Imagem que nunca apagarei da minha cabeça, não tive
força física para ficar ali e tive que sair derrotado de dentro daquele buraco,
não entendi a noção e o tamanho da tragédia. Vim abatido para casa, pois não
agüentava a dor nas pernas e na cabeça. Acordei agora ao meio dia com amigos
atrás de mim, liguei a tv e vi a relação de pessoas mortas.
Queria ter feito mais! Mas sei que tanto eu quanto
meus amigos e voluntários deram o máximo.
Agradeço a todos, pois são irmãos que abraçaram a
causa e davam sangue pelas vítimas”.
'Ezequiel Real'.
*Amanhecemos mais tristes hoje. A negligência e omissão
generalizadas nos levam a pensar em como podemos nós ver livres das tragédias
que ceifam a vida de centenas de jovens...o Brasil está de luto, por saber que
esses jovens não faziam mais que centenas de milhares faziam no dia de ontem,
se divertindo e "curtindo" ao que vemos, a irresponsabilidade dos
setores que devem nos proteger e fiscalizar como: Corpo de Bombeiros,
prefeituras, assim como a irresponsabilidade do proprietário do estabelecimento,
que proibiu a saída das pessoas sem pagar e os seguranças que acatarão as
ordens em não deixar ninguém sair sem o devido pagamento feito, em não possuir
plano de emergência. Nesse primeiro momento que nossos corações e mentes se
encontrem em uma grande corrente de orações para amparar as Vítimas e
familiares. E em segundo cobremos à Fiscalização efetiva por parte do poder
público, para o funcionamento Seguro das casas de Shows e boates.

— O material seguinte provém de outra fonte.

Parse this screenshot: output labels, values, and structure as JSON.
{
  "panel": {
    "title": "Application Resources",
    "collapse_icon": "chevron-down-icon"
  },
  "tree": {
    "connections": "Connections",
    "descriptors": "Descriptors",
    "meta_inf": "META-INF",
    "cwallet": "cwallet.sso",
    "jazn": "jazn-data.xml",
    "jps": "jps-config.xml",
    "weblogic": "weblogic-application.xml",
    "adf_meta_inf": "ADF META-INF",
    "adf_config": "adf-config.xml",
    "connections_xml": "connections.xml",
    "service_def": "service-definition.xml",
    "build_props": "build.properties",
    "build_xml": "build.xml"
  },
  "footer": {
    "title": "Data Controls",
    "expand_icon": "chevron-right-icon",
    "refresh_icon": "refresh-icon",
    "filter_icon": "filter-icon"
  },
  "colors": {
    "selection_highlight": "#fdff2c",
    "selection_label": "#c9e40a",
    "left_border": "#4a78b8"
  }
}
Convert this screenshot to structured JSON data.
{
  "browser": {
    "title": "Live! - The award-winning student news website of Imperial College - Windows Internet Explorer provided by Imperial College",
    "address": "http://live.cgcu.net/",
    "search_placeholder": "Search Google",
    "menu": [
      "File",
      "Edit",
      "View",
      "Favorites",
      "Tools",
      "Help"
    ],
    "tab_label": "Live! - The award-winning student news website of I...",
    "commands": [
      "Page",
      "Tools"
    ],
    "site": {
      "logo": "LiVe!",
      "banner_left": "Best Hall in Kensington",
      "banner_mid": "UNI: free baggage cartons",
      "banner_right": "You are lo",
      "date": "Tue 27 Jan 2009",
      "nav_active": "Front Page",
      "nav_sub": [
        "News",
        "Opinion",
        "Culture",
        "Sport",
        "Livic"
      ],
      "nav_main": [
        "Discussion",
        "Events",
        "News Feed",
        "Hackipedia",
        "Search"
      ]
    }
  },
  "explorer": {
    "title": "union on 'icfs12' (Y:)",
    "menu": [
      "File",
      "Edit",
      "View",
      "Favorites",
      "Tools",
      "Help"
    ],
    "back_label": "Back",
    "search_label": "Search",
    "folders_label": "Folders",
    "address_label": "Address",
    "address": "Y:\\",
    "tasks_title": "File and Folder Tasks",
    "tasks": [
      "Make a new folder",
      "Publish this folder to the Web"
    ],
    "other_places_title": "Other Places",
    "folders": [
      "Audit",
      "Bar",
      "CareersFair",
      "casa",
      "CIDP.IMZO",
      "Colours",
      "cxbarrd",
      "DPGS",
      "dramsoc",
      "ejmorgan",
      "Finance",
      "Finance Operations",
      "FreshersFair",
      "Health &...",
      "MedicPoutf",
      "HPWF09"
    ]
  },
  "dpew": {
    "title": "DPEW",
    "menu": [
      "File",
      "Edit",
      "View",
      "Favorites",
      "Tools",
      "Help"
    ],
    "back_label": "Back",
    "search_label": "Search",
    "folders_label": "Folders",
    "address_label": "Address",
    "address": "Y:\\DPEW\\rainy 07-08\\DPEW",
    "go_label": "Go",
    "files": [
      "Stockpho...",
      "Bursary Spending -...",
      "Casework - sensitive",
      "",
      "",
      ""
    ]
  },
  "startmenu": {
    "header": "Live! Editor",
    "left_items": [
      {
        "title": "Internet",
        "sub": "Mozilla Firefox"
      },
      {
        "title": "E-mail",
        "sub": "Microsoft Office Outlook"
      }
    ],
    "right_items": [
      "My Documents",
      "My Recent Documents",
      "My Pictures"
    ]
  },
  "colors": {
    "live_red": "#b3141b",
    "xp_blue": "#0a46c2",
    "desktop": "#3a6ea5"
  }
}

BRASIL é o recordista mundial em mortes estúpidas em tempo de Paz:
jovens bêbados que morrem e matam no trânsito, acidentes com armas de
fogo, homicidios e latrocidios, mortes por irresponsabilidade na
fiscalização de boates e casas como essas, mortes por desnutrição pela
ineficácia do Governo e corrupções que também matam diriamente nos
hospitais por falta de atendimento adequado e por omissão, pelas
mulheres mortas, travestis e gays assassinados pelo preconceito.